The landscape insists on participation. Trails wind through maple groves tapped so meticulously they resemble cyborg forests, steel buckets gleaming like prosthetics. In autumn, hills burn with foliage so vivid they make your eyes ache; in winter, snowmobilers carve neon streaks across white fields, their headlights bobbing like fireflies on amphetamines. Farmers mend fences with hands as cracked as the soil they work, and kids race bikes down dirt roads, launching off makeshift ramps with the fearless grace of people who’ve never heard the phrase “liability waiver.” At the elementary school, students tend a greenhouse, learning to coax life from dirt, their small hands patting seedlings into trays as a teacher murmurs about photosynthesis and patience.
There’s a resilience here that feels less like grit than a kind of muscle memory. When the river floods, front-end loaders appear like magic, neighbors materializing with sandbags and coffee urns. After storms, chainsaws chorus through the valley, clearing fallen limbs while teenagers stack firewood for the elderly, their faces smudged with sap and pride. The community center hosts potlucks where casseroles proliferate casseroles, and the only thing thicker than the gravy is the accent of the retiree recounting how he once bagged a ten-point buck near the now-defunct railroad line.

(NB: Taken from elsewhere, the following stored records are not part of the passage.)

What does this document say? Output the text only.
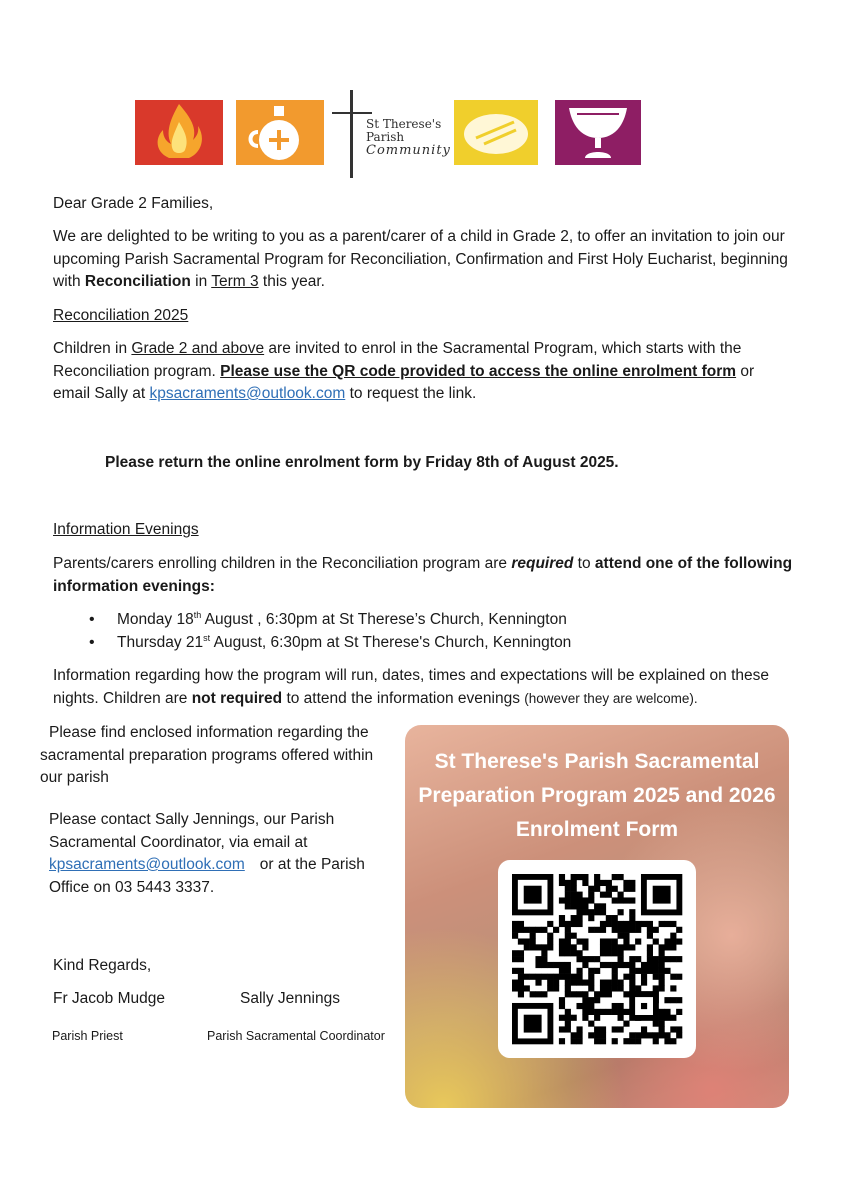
St Therese's
Parish
Community
Dear Grade 2 Families,
We are delighted to be writing to you as a parent/carer of a child in Grade 2, to offer an invitation to join our upcoming Parish Sacramental Program for Reconciliation, Confirmation and First Holy Eucharist, beginning with Reconciliation in Term 3 this year.
Reconciliation 2025
Children in Grade 2 and above are invited to enrol in the Sacramental Program, which starts with the Reconciliation program. Please use the QR code provided to access the online enrolment form or email Sally at kpsacraments@outlook.com to request the link.
Please return the online enrolment form by Friday 8th of August 2025.
Information Evenings
Parents/carers enrolling children in the Reconciliation program are required to attend one of the following information evenings:
• Monday 18th August , 6:30pm at St Therese’s Church, Kennington
• Thursday 21st August, 6:30pm at St Therese's Church, Kennington
Information regarding how the program will run, dates, times and expectations will be explained on these nights. Children are not required to attend the information evenings (however they are welcome).
Please find enclosed information regarding the sacramental preparation programs offered within our parish
Please contact Sally Jennings, our Parish Sacramental Coordinator, via email at
kpsacraments@outlook.com or at the Parish Office on 03 5443 3337.
Kind Regards,
Fr Jacob Mudge	Sally Jennings
Parish Priest	Parish Sacramental Coordinator
St Therese's Parish Sacramental Preparation Program 2025 and 2026 Enrolment Form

What Concord lacks in polish it replaces with a texture so rich you want to run your hands over it. The diner’s pie case glows with neon-lit meringue, each slice a monument to surplus. The old theater, its marquee advertising titles from a decade ago, still draws crowds for Friday-night movies, the projector’s flicker casting shadows on faces tilted upward, rapt as pilgrims. At dusk, the streetlights hum to life, moths swirling in their halos, and the air fills with the scent of cut grass and distant rain. You realize, standing there, that this isn’t a town frozen in time but a living argument against the idea that bigger means better, that joy can thrive in the mundane, that connection isn’t a commodity but a habit, practiced daily, in the way hands wave from pickup trucks, how doors stay unlocked, how the word “neighbor” here is less a noun than a verb.
Leave your watch in the glove box. In Concord, time isn’t something you keep. It’s something you borrow, spend recklessly, and return with interest.